If you are interested in selling them drop me an pm.

By the way 404 Jeffery rifles use a .423 dia bullet.

Jim Wisner
Custom Metalsmith

BruceB
02-05-2006, 01:53 AM
"By the way 404 Jeffery rifles use a .423 dia bullet."


Howdy, Jim.

I've owned a Cogswell & Harrison .404 since about 1970, and used it with great effect on quite a few Wood Bison in the Northwest Territories with Barnes Original 400-grain bullets. These were the copper-tubing type, and with the .049" jacket thickness, they usuallly gave complete penetration from almost any practical angle. The bullets were indeed .423" diameter. I've also used some .423" 400-grain Barnes X-bullets with fine results, but these have been discontinued.

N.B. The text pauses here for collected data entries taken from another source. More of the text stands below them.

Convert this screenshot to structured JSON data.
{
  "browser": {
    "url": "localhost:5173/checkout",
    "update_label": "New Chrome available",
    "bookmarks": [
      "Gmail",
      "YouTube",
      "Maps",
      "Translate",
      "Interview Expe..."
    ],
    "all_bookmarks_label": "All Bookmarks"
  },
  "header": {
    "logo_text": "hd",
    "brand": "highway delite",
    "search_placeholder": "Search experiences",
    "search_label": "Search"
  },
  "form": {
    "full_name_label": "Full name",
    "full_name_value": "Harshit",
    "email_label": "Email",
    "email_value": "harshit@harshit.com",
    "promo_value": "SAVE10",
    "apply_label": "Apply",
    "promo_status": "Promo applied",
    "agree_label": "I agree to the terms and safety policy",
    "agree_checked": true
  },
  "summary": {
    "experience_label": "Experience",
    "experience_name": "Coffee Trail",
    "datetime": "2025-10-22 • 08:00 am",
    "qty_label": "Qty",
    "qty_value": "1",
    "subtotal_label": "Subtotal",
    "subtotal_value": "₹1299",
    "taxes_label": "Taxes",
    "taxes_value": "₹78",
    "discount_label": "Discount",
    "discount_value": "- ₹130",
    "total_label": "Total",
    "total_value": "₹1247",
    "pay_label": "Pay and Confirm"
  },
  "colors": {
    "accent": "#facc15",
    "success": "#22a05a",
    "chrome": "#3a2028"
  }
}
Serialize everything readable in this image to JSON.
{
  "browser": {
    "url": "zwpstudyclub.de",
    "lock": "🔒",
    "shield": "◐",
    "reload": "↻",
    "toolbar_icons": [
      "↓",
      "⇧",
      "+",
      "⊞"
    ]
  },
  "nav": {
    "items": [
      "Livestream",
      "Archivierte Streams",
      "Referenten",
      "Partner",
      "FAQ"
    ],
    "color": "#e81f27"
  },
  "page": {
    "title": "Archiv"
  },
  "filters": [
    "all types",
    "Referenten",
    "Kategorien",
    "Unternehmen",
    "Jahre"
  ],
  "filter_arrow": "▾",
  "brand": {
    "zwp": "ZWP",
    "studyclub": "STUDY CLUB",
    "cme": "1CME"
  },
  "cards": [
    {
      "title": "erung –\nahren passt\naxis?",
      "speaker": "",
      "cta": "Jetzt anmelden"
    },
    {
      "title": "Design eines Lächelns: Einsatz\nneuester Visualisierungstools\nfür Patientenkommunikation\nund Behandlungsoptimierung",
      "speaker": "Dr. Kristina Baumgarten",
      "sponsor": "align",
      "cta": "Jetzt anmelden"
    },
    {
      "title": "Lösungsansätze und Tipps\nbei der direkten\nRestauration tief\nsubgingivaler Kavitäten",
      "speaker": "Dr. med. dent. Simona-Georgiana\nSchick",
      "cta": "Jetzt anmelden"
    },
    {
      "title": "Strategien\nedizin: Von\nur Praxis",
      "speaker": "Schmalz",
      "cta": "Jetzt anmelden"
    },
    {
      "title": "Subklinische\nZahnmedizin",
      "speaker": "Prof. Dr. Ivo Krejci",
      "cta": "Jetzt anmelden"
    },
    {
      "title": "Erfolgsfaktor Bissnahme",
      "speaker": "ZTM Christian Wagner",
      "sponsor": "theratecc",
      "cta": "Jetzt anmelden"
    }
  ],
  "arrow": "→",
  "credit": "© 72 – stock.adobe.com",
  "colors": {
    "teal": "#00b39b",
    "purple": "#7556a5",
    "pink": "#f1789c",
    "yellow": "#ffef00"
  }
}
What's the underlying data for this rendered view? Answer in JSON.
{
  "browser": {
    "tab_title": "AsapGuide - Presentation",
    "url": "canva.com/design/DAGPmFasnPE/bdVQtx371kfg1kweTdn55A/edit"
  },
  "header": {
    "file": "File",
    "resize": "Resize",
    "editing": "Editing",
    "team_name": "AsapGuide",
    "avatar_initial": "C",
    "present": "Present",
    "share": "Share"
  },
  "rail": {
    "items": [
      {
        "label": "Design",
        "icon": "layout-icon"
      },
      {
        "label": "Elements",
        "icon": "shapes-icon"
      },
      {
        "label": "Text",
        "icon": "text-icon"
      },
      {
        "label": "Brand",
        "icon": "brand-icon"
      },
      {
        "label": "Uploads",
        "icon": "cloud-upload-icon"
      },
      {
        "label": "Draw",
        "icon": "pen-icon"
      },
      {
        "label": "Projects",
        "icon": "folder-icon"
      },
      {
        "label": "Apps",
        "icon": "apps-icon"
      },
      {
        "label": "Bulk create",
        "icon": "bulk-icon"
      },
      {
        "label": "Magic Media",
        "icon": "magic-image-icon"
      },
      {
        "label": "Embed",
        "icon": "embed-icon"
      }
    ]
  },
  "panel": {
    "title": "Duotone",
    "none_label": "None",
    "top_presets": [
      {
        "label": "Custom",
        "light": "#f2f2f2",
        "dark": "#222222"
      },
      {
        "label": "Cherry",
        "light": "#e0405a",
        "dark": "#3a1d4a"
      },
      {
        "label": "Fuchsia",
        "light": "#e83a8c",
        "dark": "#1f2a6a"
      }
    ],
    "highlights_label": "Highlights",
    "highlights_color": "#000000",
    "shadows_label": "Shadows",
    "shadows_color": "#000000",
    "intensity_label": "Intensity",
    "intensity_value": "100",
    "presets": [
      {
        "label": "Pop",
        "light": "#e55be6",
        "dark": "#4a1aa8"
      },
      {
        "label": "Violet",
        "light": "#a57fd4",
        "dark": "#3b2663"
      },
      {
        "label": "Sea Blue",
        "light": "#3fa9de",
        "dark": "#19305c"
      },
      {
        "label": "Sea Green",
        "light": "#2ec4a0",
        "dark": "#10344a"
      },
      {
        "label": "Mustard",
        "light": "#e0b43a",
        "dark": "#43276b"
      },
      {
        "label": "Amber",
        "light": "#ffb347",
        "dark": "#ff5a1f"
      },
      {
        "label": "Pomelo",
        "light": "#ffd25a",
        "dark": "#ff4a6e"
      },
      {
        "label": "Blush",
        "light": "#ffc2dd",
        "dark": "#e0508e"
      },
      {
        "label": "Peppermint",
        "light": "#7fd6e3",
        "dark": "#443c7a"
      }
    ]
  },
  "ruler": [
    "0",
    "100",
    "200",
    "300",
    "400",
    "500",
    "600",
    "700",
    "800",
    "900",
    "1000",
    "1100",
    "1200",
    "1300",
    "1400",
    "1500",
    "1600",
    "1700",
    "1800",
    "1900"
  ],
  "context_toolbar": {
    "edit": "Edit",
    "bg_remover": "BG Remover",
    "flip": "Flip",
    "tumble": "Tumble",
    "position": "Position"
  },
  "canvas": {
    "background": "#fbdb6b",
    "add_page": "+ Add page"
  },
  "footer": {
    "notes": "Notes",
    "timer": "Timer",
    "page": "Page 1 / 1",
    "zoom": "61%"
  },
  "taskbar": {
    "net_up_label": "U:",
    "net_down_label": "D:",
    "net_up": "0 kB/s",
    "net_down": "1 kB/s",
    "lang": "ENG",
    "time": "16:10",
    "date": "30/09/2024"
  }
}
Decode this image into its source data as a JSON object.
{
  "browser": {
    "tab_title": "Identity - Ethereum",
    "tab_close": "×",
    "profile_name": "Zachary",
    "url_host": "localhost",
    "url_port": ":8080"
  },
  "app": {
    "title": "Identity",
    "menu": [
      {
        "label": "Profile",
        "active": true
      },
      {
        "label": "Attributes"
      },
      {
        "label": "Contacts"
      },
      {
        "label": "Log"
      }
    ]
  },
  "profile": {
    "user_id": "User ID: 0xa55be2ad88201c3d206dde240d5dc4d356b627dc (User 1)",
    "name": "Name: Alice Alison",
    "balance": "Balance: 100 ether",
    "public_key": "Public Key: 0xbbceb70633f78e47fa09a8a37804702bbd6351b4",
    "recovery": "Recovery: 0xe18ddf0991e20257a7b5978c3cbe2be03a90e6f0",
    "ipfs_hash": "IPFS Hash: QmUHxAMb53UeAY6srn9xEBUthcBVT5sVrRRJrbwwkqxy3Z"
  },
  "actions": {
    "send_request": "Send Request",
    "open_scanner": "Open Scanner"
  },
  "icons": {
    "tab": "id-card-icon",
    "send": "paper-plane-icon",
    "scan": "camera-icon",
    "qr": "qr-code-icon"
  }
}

Of late, there has been a great deal of discussion about .404s on various threads over a couple years or more, over on the "Big Bore" forum at

www.accuratereloading.com.

One thing I learned in that discussion is that there are actually TWO diameters out there in .404 rifles. One is the .423", but there are many rifles with a groove diameter of around .418-.419". I realized that, for about 35 years, I'd been shooting this rifle without ever slugging the barrel, so one day I got ambitious, and...... .4185"!!! The .404 is a bit of an oddball in North America, and very few components or tools are available. So, I was tickled when I found a Lyman .424" bullet-sizing die years ago, and happily went along shooting anything I could squeeze through that die, including .44 cast boolits and even some 300-grain Sierra .429" jacketed pistol bullets. (THAT put some strain on the ol' lube-sizer, even with case lube on the bullets.)

Anyway, the rifle was perfectly content shooting all these oversize bullets, and loaded rounds chambered easily. The .424" cast boolits ran fast without leading. If I was going hunting BIG game again with this rifle, I'm sure I'd load up those .423" X-bullets and have at it.

However, I'm now curious to see how this .418+" barrel will handle .416 bullets, as I also have a rifle in that caliber. Who knows? It might do very well. I find that the larger calibers seem a lot more forgiving of dimensional sins than smaller ones. This testing is going to happen pretty soon, as I have already loaded some .404s with both .416" and .423" X-bullets with the same powder charge for a direct comparison. If the velocities are similar and accuracy holds up, well, I guess I've just solved the problem of scarce jacketed bullets for the .404!

Naturally, cast boolits will form the bulk of any shooting done with this rifle, but it would be nice if those .416s will also serve.